Preservation of access and the protection of common land against enclosure were the primary aims of the DPA and other objectives included the protection of the landscape, the archaeology and the cultural history. In 1888, R. Hansford Worth presented a paper to Plymouth Institution that was fiercely critical of the Duchy of Cornwall’s land management practices. Seven years later, Robert Burnard delivered a speech on “Plundered Dartmoor”, highlighting the rapid growth in threats to the region and advocating its acquisition by Devon County Council. The council did not act on his suggestion, but half a century later, Dartmoor was finally given some protection as one of the country’s most important designated landscapes.
The long journey to the creation of Dartmoor and the other National Parks included three key reports: Addison (1931), Dower (1938) and Hobhouse (1947). The severe financial issues between the World Wars slowed the progress to creating national parks.
On 30 October 1951, the Designation Order was signed creating Dartmoor National Park and the key purposes of the national parks are ‘to preserve and enhance its natural beauty and to promote its enjoyment by the public. The Designation Order was one of the last acts of the post-war Labour Government.
The DPA and Ramblers generally welcome the activities of Dartmoor National Park to protect this important landscape. However, there are times where we need to tell them that they may have got it wrong.
Although today is a celebration, it is also one of those occasions. You may be aware of the byelaw review which is currently taking place. It is a well-intentioned exercise but may be seen as an over-reaction to the problems of anti-social behaviour during the last eighteen months, before during and after the restrictive lockdowns which curtailed travelling.

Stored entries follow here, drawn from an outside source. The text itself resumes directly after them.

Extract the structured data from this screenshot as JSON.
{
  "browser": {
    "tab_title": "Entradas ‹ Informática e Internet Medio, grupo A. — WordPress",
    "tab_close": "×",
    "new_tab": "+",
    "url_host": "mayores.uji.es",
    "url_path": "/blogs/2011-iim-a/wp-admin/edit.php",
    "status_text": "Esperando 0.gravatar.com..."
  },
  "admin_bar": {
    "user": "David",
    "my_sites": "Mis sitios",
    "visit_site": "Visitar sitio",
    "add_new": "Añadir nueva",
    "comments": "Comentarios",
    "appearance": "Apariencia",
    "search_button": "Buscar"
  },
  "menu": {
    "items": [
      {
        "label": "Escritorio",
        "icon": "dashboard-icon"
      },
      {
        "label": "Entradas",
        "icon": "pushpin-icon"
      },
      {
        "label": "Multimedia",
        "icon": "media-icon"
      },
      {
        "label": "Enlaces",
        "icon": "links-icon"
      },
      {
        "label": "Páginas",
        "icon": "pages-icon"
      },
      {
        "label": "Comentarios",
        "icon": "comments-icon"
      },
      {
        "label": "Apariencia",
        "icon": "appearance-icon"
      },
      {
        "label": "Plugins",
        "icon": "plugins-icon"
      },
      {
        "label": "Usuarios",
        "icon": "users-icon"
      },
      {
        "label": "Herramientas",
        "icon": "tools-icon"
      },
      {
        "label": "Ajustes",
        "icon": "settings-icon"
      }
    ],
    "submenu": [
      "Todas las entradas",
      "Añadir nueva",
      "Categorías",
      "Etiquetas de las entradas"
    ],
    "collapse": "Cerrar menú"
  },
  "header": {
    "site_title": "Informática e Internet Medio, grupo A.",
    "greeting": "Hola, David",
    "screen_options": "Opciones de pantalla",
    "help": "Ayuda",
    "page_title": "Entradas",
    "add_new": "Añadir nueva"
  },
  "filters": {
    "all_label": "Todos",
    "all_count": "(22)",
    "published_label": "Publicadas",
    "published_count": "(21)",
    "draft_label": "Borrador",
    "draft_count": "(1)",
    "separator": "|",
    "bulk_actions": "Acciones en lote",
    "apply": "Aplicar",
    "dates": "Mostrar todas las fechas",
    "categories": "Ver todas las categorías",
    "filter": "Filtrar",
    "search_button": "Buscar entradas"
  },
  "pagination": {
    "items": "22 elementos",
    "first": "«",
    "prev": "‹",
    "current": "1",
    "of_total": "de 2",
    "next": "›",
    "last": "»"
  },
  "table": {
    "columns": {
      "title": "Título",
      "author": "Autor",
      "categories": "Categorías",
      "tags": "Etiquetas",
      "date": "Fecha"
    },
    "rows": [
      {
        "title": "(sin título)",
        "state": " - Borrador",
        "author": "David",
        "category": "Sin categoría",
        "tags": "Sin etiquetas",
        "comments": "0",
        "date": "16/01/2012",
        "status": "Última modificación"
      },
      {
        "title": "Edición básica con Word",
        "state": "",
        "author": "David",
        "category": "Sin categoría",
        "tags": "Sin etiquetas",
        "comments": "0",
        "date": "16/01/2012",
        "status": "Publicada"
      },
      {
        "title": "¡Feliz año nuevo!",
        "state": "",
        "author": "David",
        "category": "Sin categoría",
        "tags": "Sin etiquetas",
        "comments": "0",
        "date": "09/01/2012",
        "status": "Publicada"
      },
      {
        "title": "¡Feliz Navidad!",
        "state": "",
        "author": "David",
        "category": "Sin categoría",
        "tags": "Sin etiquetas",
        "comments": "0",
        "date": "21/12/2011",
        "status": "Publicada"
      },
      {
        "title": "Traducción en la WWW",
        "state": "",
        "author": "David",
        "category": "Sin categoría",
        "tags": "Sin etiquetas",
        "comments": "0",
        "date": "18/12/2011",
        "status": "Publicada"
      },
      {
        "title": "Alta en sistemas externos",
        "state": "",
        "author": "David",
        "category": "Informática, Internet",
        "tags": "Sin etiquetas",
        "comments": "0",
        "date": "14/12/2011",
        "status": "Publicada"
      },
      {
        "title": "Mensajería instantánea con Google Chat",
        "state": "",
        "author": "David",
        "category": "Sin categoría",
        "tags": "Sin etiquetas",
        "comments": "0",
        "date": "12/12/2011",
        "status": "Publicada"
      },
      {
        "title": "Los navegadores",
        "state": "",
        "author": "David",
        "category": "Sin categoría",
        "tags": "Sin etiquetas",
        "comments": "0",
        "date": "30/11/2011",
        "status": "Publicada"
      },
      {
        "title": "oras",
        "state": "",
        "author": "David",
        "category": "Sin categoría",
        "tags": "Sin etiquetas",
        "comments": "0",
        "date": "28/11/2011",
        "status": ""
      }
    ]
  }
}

The byelaws do need updating as they have not been reviewed for 35 years, but some of the changes, their lack of clarity and potential effect may be seen as very restrictive on legitimate activities on the Moor and may adversely impact responsible and sensible users of the Moor.
Two years on from the Glover Report on Protected Landscapes, the Government has still not announced when the consultation will take place on its proposals. We still do not know the full detail on landscape management to promote nature recovery and how public benefits like clean water, carbon storage, improved biodiversity and public access are to be delivered. There is talk of the English National Parks being replaced by a National Landscape Service, which may have different views on the byelaws to be applied. Therefore, I believe this may be the wrong time to undertake the byelaw review.
It is important that people’s voices are heard during this consultation. If you have not already done so, please go on to the DNPA website and make your comments known on the byelaw proposals.